Двое суток мужественно обороняется батальон. Но вот стрельба на время стихает, и показываются фашистские танки. У бойцов кончаются боеприпасы, поступает приказ: отходить.

Ребята уходят в лес. Они идут долго, известными им одним тропами, перебираются через овраги и, наконец, попадают в расположение партизанского отряда. Их встречает Иван Николаевич Назаров.

Он подробно расспрашивает ребят о боевом крещении.

Усталые, осунувшиеся, они отвечают сдержанно:

— Мы бы еще продержались, но у нас гранаты кончились…

Толю Шумова зачисляют в разведчики. Витя остаётся связным в Осташёве.

* * *
По дороге медленно движется немецкая автоколонна: два грузовика с солдатами и большая цистерна с горючим. Заснеженный зимний лес тих и неподвижен. Да и кто в нём может быть в такой мороз? Один из солдат заметил на дереве белку и оживлённо что-то сказал другому.

Оба рассмеялись.

И вдруг тишина словно лопнула. Ярким факелом занялась цистерна с горючим. Вопли раненых гитлеровцев смешались с выстрелами и взрывами гранат. Те, кто уцелел, выскакивали из машин и бросались в снег, стреляя наугад. Им казалось, что они окружены. Казалось, что их расстреливает насупившийся заснеженный русский лес.

Но вот всё затихло.

— Отходить! — раздалась негромкая команда.

Замерли последние шаги мстителей, лес укрыл партизан. А на дороге остались коченеть трупы фашистских солдат, догорали машины, исковерканные взрывами.

Радостные, оживлённые возвращались партизаны в лагерь.
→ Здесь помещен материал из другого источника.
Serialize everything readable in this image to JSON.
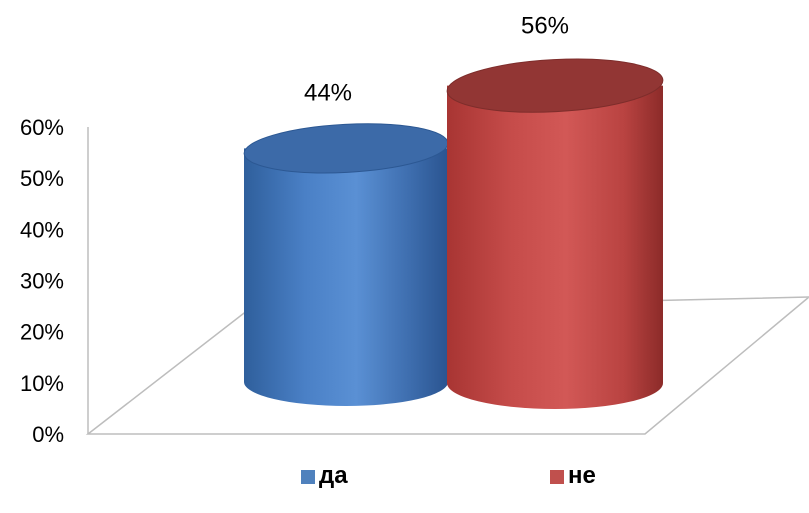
{
  "chart_data": {
    "type": "bar",
    "bar_shape": "cylinder",
    "three_d": true,
    "categories": [
      "да",
      "не"
    ],
    "values": [
      44,
      56
    ],
    "data_labels": [
      "44%",
      "56%"
    ],
    "colors": [
      "#4F81BD",
      "#C0504D"
    ],
    "ylim": [
      0,
      60
    ],
    "yticks": [
      "0%",
      "10%",
      "20%",
      "30%",
      "40%",
      "50%",
      "60%"
    ],
    "legend": {
      "position": "bottom",
      "entries": [
        {
          "label": "да",
          "color": "#4F81BD"
        },
        {
          "label": "не",
          "color": "#C0504D"
        }
      ]
    },
    "grid": false
  }
}
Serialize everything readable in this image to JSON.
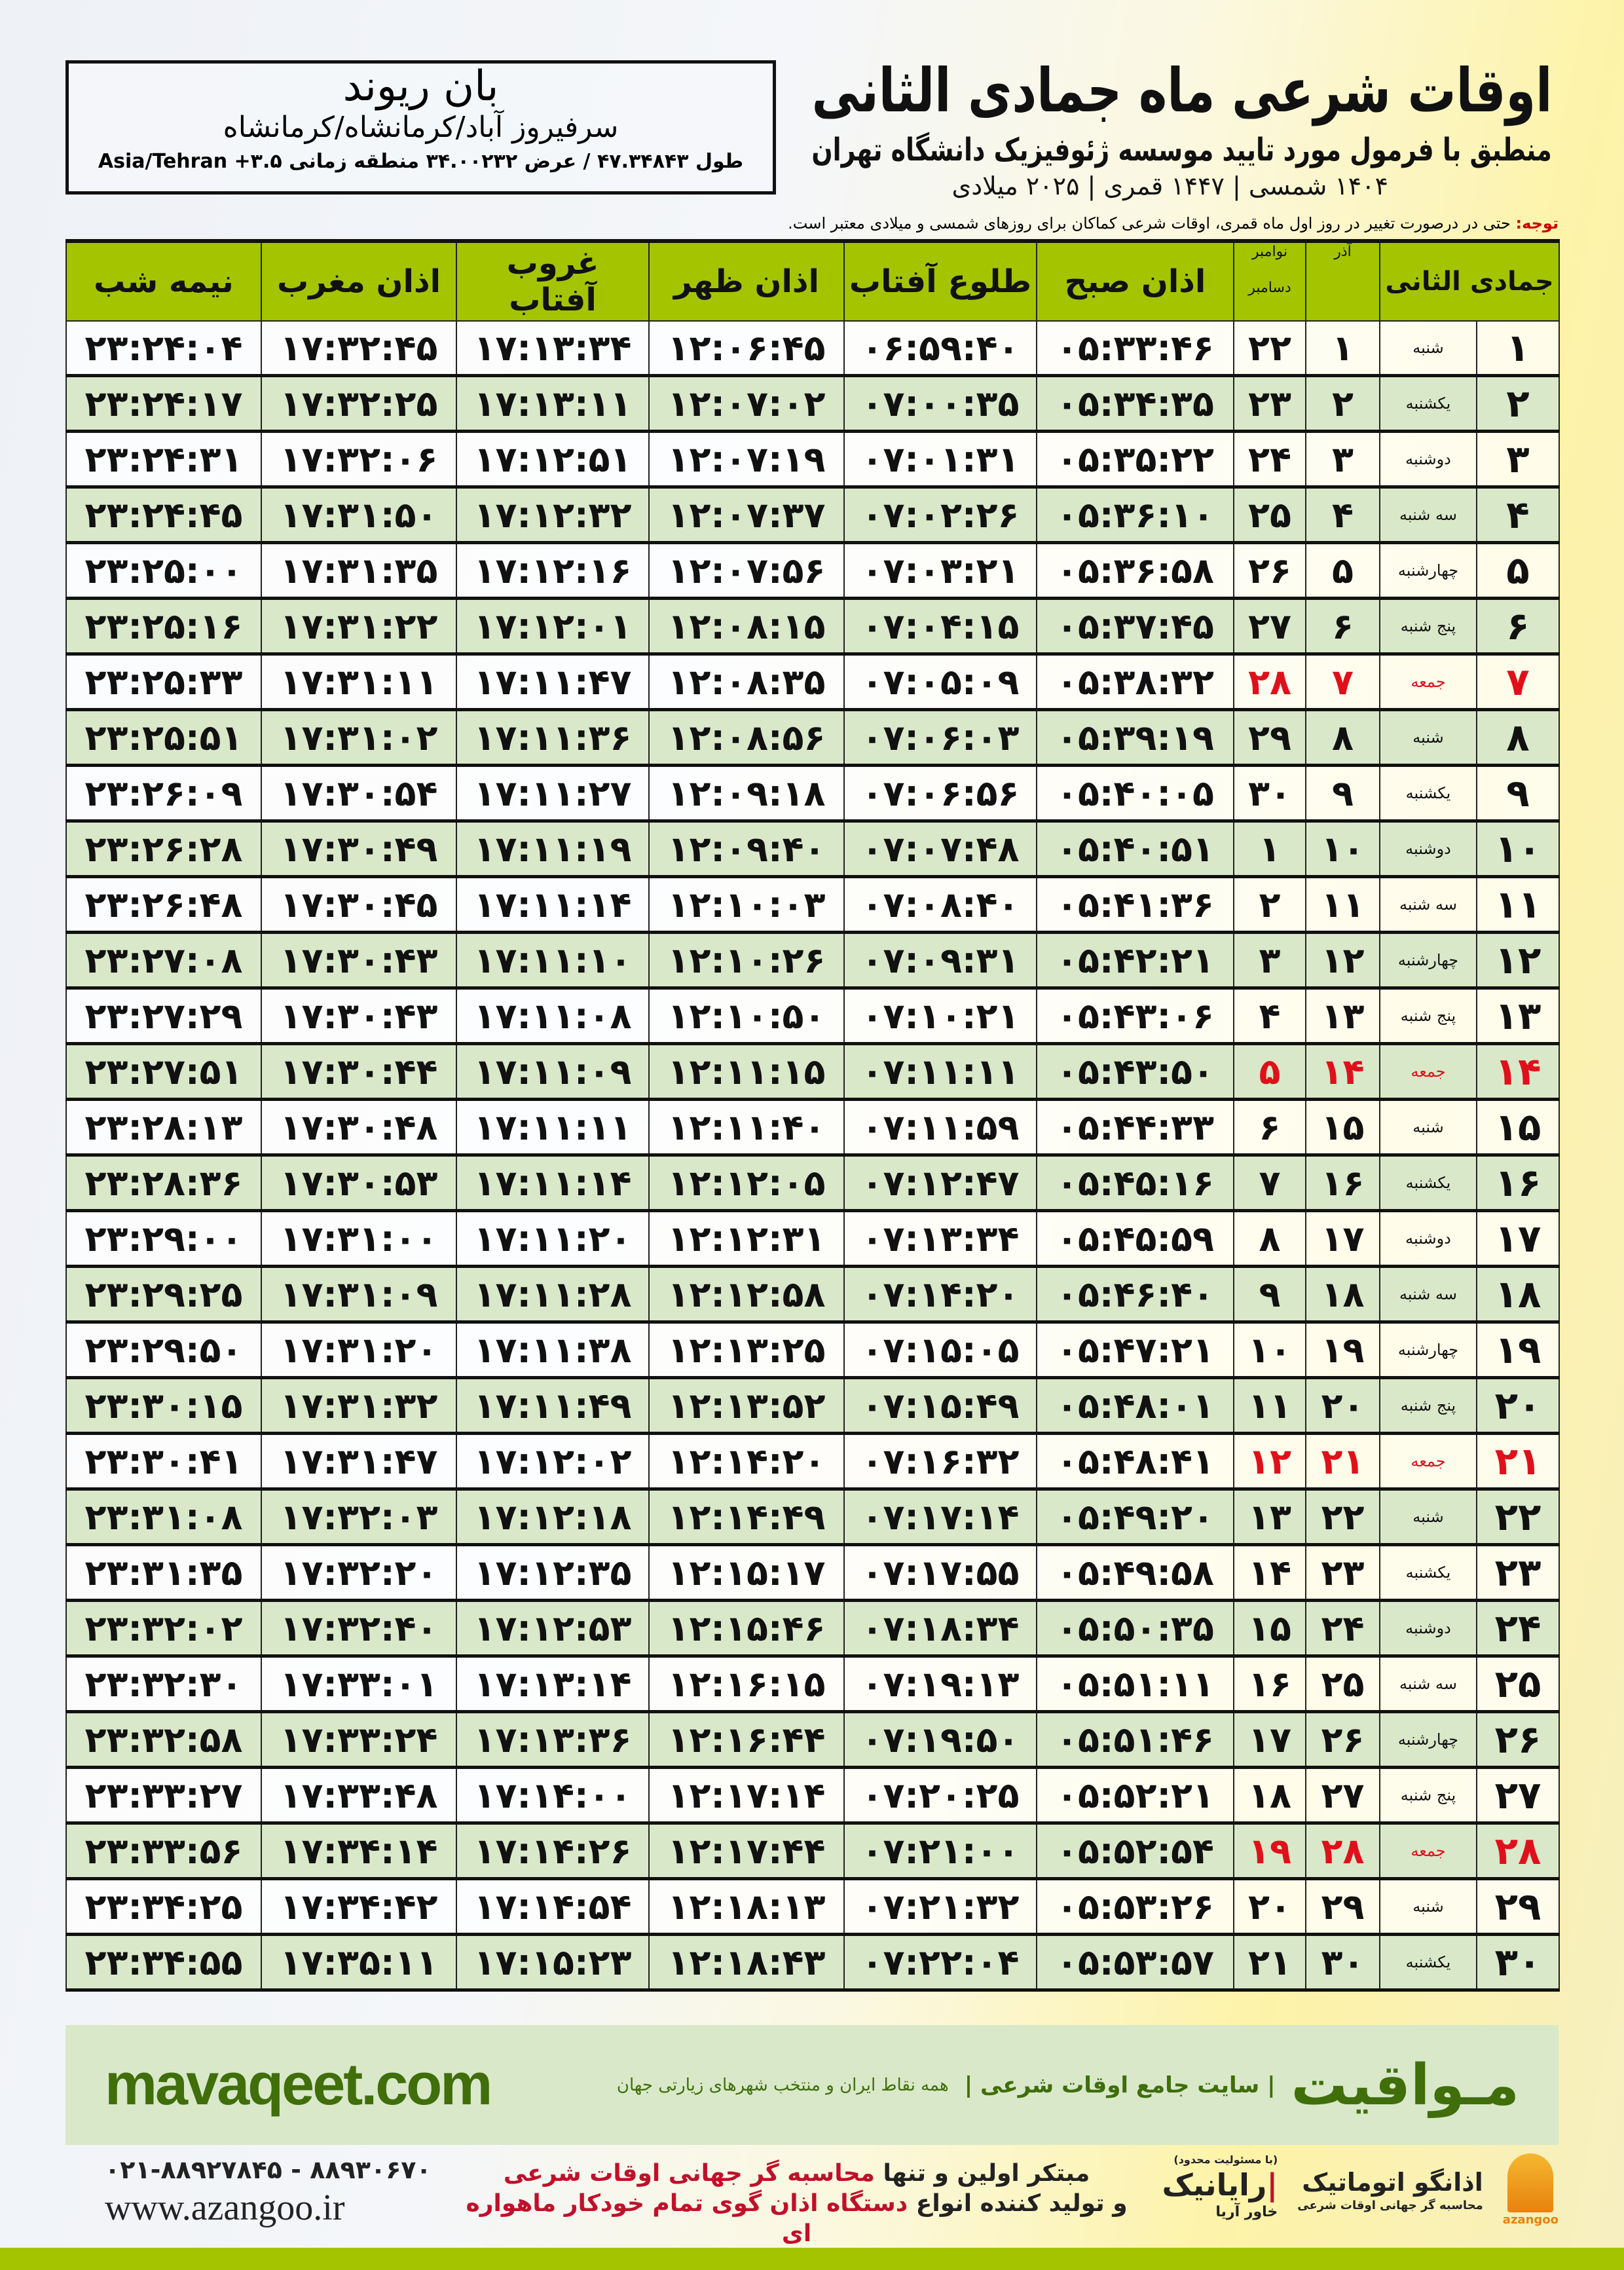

Толя Шумов был взволнован так же, как и все, но старался не показывать вида. Это была его первая партизанская боевая операция.

В лагере ребят вызвал к себе командир. Он крепко пожал им руки:

— Молодцы!

Ребята смущённо улыбались. Хотелось многое сказать, но нужные слова не приходили…

— Ну что, Толя? — спросил Иван Николаевич.

Толя улыбнулся, пожал плечами:

— Что мне сказать. Главное — уничтожать фашистов.

Толе не раз приходилось ходить в разведку. Случалось, его задерживали, но всегда выручали находчивость, смекалка, хитрость.

На площади села Осташёво застрял немецкий грузовик. Фашистский офицер открыл дверцу и был готов уже вылезти из машины, как подбежал какой-то паренёк в лохмотьях, осторожно взял офицера за сапоги и занес его ноги обратно в кабину. Затем проворно засунул под задние скаты поленья дров и закричал:

— Поехали!

Грузовик фыркая выбрался на твёрдую дорогу.

— Рус, рус, карашо! — высунулся офицер из кабины. — Рус, полезай в кузов!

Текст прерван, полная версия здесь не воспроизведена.